Painting a boat with Devoe 379, primed with 201. Problem I am having a hard time getting rid of orange peel without over thinning. In the past I have used airless with good results for the type of finish required but I want to get a good slick finish on this project. Have tried HVLP both Conventional and Turbine and RP or HTE. Is it possible to get a slick paint job with such a high solids paint? What process would work best. Thinking about trying a fine tip on airless but not sure how good of a finish I would get. Any suggestions would be appreciated.


----------



## Goode Painters (Jan 1, 2011)

i thought you they didnt make devoe anymore


----------



## rcdif (Aug 8, 2011)

ICI sells it I like it good industrial paint not sure if it is the right paint for what I am doing with it


----------



## CApainter (Jun 29, 2007)

Are you thinning it up to 20% with the No. 5 thinner? http://www.spec-tec.co.nz/altex/Devthane3791.pdf You may have to apply several thin coats instead of one thick coat in order to get it to level better. I've sprayed this product, and it doesn't provide as smooth of a finish as say a single stage automotive polyurethane by Nason.


----------



## ibsocal (Apr 17, 2007)

rcdif said:


> Painting a boat with Devoe 379, primed with 201. Problem I am having a hard time getting rid of orange peel without over thinning. In the past I have used airless with good results for the type of finish required but I want to get a good slick finish on this project. Have tried HVLP both Conventional and Turbine and RP or HTE. Is it possible to get a slick paint job with such a high solids paint? What process would work best. Thinking about trying a fine tip on airless but not sure how good of a finish I would get. Any suggestions would be appreciated.

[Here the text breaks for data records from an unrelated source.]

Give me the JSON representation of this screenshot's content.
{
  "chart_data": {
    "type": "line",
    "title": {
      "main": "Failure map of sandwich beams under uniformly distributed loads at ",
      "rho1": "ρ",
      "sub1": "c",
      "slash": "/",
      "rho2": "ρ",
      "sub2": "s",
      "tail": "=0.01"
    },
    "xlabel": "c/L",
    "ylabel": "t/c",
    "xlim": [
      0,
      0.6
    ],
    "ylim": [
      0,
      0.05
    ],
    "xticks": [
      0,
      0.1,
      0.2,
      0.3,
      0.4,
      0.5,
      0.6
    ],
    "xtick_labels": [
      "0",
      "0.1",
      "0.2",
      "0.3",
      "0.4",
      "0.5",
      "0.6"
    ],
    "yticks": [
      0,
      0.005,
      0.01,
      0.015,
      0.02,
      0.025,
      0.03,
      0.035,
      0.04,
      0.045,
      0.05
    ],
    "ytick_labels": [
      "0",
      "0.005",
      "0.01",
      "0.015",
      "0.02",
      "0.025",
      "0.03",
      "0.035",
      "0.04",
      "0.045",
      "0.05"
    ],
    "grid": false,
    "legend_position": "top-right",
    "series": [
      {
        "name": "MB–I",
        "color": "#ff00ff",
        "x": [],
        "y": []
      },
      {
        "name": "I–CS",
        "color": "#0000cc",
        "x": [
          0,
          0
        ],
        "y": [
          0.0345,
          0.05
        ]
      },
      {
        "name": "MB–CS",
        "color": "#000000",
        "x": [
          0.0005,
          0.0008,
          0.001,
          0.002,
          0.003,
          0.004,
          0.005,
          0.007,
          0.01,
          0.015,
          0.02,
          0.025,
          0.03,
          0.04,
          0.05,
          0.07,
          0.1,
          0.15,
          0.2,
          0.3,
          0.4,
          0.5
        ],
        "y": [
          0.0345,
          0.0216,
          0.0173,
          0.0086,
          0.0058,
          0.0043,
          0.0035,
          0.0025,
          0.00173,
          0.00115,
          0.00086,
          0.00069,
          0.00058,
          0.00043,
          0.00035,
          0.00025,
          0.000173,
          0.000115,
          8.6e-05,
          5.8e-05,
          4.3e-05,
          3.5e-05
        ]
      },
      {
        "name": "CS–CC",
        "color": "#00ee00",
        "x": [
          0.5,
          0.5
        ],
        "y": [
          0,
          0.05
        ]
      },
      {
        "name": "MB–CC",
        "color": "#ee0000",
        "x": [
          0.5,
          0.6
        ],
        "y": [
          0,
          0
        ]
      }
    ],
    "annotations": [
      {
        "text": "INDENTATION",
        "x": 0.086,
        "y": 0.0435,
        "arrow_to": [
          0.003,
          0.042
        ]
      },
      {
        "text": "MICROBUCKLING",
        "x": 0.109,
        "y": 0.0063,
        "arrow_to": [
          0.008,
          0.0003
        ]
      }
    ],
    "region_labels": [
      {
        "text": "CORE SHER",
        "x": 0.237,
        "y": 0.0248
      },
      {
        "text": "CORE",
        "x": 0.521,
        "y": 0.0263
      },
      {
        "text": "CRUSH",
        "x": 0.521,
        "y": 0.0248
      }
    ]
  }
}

It is doable with hvlp or turbine hvlp systems.make sure the 201 (no orange feel) is sanded smooth prior to top coating.
for all kinds of tips and tricks on applying 379/urethanes go to the BRAOA website and search devoe or 379.
I would put a link but dont know how,great 411 @ the forum.


----------



## rcdif (Aug 8, 2011)

Thanks all for the help looks like I need to thin than more than 15 percent how much thinner can be used before the products duaribilty suffers? How much thinner are others using 379 having to thin in order to get it to flow properly. I think 17T is a bit slower thinking about using.


----------



## ibsocal (Apr 17, 2007)

No Bs check out the BRAOA,lots of advise on 379.................
I personally would use Pro thane 4800 for freeboards/top sides great shine and durabillty made by Pro line Paints in San Diego for industrial and marine use.Sherwin williams owns them so you might can get some from your local SW.


----------



## NACE (May 16, 2008)

Just a thought, but how much area are you doing? Can you use the method used on most boats that have AwlGrip and roll and flag with a white china bristle? Is this below the water line? Devthane 379 is a very high performing aliphatic urethane but may not give automotive finish results with spray application.


----------